Do not use Clove oil with people who have clotting disorders, as it is high in the phenolic component eugenol, which is an anticoagulant.
Common essential oils with high phenol content
Clove bud (eugenia caryophyllata)
Oregano (origanum vulgare)
Cinnamon leaf (cinnamomum zeylanicum)
Holy Basil (ocimum sanctum ct eugenol)
- With sesquiterpenes, you should consider the therapeutic effects of each oil individually, as one cannot generalize these components as easily as with most other chemical families.
- Oils high in sesquiterpenes can have anti-inflammatory, antibacterial, antiseptic, analgesic, and antispasmodic properties.
- Even a small amount of sesquiterpenes in a carrier oil can have a pronounced therapeutic effect.
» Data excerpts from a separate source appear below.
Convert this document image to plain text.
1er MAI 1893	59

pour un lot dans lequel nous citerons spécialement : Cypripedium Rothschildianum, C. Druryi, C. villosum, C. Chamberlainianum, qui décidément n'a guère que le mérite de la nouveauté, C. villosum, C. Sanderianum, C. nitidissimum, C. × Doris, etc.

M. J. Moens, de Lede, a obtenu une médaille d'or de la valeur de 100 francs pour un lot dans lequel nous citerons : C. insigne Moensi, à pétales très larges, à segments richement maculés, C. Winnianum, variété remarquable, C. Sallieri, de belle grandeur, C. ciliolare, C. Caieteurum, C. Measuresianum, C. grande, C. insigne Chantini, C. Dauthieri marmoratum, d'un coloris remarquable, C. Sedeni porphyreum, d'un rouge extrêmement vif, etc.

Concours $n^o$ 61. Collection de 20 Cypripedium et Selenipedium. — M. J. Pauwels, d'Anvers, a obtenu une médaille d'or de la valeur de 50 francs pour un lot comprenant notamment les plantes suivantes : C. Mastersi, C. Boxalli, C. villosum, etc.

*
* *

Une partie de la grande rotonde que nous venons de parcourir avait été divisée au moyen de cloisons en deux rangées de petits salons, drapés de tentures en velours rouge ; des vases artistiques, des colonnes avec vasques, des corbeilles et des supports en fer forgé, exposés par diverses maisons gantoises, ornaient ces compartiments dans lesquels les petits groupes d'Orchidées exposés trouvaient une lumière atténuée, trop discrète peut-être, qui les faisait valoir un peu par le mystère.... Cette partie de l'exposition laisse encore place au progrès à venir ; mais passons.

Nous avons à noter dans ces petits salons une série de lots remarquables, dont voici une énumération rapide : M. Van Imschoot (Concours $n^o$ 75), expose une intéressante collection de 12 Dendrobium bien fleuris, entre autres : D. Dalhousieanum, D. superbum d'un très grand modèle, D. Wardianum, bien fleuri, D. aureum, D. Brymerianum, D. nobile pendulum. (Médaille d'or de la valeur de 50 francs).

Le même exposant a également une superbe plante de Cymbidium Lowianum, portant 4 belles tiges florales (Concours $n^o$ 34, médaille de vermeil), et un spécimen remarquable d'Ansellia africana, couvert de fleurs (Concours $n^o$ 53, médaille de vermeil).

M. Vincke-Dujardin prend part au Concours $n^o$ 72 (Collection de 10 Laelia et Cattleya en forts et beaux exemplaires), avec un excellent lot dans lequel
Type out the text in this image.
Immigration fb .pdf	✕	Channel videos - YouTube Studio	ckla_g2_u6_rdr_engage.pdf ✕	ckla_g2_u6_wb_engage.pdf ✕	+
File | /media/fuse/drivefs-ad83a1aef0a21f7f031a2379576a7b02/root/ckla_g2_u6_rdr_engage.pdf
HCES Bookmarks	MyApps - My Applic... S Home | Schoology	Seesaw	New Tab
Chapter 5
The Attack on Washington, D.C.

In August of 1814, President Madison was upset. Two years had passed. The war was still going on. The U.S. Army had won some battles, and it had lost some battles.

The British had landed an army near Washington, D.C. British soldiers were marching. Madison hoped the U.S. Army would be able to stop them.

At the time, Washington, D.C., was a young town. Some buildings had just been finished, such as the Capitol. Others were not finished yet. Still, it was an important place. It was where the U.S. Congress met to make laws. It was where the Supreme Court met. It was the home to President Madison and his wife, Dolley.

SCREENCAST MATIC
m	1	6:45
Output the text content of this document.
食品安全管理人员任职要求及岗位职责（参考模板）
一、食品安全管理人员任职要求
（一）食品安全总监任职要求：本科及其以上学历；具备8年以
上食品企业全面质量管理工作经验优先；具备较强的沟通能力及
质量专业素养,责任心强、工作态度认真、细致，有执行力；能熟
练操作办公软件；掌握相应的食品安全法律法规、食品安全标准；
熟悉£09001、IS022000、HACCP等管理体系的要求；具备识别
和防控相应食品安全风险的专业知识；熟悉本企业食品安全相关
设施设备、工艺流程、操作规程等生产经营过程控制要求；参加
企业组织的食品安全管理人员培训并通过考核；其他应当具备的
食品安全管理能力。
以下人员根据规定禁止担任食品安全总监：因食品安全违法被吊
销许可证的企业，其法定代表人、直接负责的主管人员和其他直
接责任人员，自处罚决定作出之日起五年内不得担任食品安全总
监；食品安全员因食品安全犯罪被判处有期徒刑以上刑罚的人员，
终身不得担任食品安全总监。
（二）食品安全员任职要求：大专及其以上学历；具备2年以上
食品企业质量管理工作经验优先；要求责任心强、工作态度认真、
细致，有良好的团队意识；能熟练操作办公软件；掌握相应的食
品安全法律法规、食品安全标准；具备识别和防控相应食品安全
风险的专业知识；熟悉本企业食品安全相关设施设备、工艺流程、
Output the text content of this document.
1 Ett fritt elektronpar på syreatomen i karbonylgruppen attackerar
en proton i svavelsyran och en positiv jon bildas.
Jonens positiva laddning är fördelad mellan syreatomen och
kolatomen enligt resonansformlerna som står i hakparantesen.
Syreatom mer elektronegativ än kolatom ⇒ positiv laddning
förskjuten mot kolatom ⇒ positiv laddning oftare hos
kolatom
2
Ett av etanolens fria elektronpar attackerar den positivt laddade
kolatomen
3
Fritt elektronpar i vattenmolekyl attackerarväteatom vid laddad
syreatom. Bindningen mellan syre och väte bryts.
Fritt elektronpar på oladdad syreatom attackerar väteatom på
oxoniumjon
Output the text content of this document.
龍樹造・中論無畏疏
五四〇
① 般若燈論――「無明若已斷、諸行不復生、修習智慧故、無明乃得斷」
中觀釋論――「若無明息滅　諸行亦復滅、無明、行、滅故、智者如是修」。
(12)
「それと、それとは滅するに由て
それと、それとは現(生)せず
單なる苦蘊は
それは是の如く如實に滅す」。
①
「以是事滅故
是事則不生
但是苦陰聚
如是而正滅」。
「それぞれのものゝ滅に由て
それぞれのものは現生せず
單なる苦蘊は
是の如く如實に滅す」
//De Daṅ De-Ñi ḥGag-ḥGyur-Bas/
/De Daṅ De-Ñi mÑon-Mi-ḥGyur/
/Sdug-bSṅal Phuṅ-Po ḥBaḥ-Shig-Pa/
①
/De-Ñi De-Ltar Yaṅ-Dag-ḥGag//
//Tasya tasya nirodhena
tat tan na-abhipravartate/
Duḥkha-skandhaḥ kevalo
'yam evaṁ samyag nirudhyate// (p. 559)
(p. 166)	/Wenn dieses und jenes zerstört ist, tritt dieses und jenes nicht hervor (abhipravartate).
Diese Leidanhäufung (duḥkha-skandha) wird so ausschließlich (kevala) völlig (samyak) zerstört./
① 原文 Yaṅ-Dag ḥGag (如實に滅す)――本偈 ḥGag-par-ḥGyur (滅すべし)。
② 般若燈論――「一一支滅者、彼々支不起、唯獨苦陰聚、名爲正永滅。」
Oils high in sesquiterpenes do not generally have safety concerns, although, Black Pepper may cause irritation for those with sensitive skin, and some additional sesquiterpenols may become skin irritating if oxidized.
According to Tisserand, b-elemene found in Myrrh has shown antiangiogenic action, meaning it suppresses new blood vessels from forming. This may help with preventing tumor growth. However, it may also suppress fetal growth and best avoided during pregnancy.
Common essential oils with high sesquiterpene content
Balsam Copaiba (copaifera officinalis)
Ginger (zingiber officinale)
Cedarwood (juniperus virginiana)
Manuka (leptospermum scoparium ct east cape)
Melissa (melissa officinalis)
Vetiver (vetiveria zizanoides)
Myrrh (commiphora myrrha)
Patchouli (pogostemon cablin)
Rhododendron (rhododendron anthopogon)
Ylang Ylang (Complete) (cananga odorata var genuina)
Black Pepper (piper nigrum)
- The therapeutic properties of sesquiterpenols can vary greatly, as the individual components have unique effects.
- Many oils high in sesquiterpenols have grounding, antispasmodic, antibacterial, skin healing, and anti-inflammatory effects.
- Some of the oils offer long-term support for the terrain (entire body and all that goes into keeping it healthy), can act as tonics for the veins and lymph system and are immune stimulants.
Sesquiterpenols are generally safe oils and are not known to irritate skin.
If you use anticoagulant drugs, have peptic ulcers, or have any bleeding disorders, avoid oils that contain b-eudesmol, such as Blue Cypress.
Additionally, some sesquiterpenols can have an antiangiogenic effect, which means it suppresses new blood vessels from forming. Do not use during pregnancy.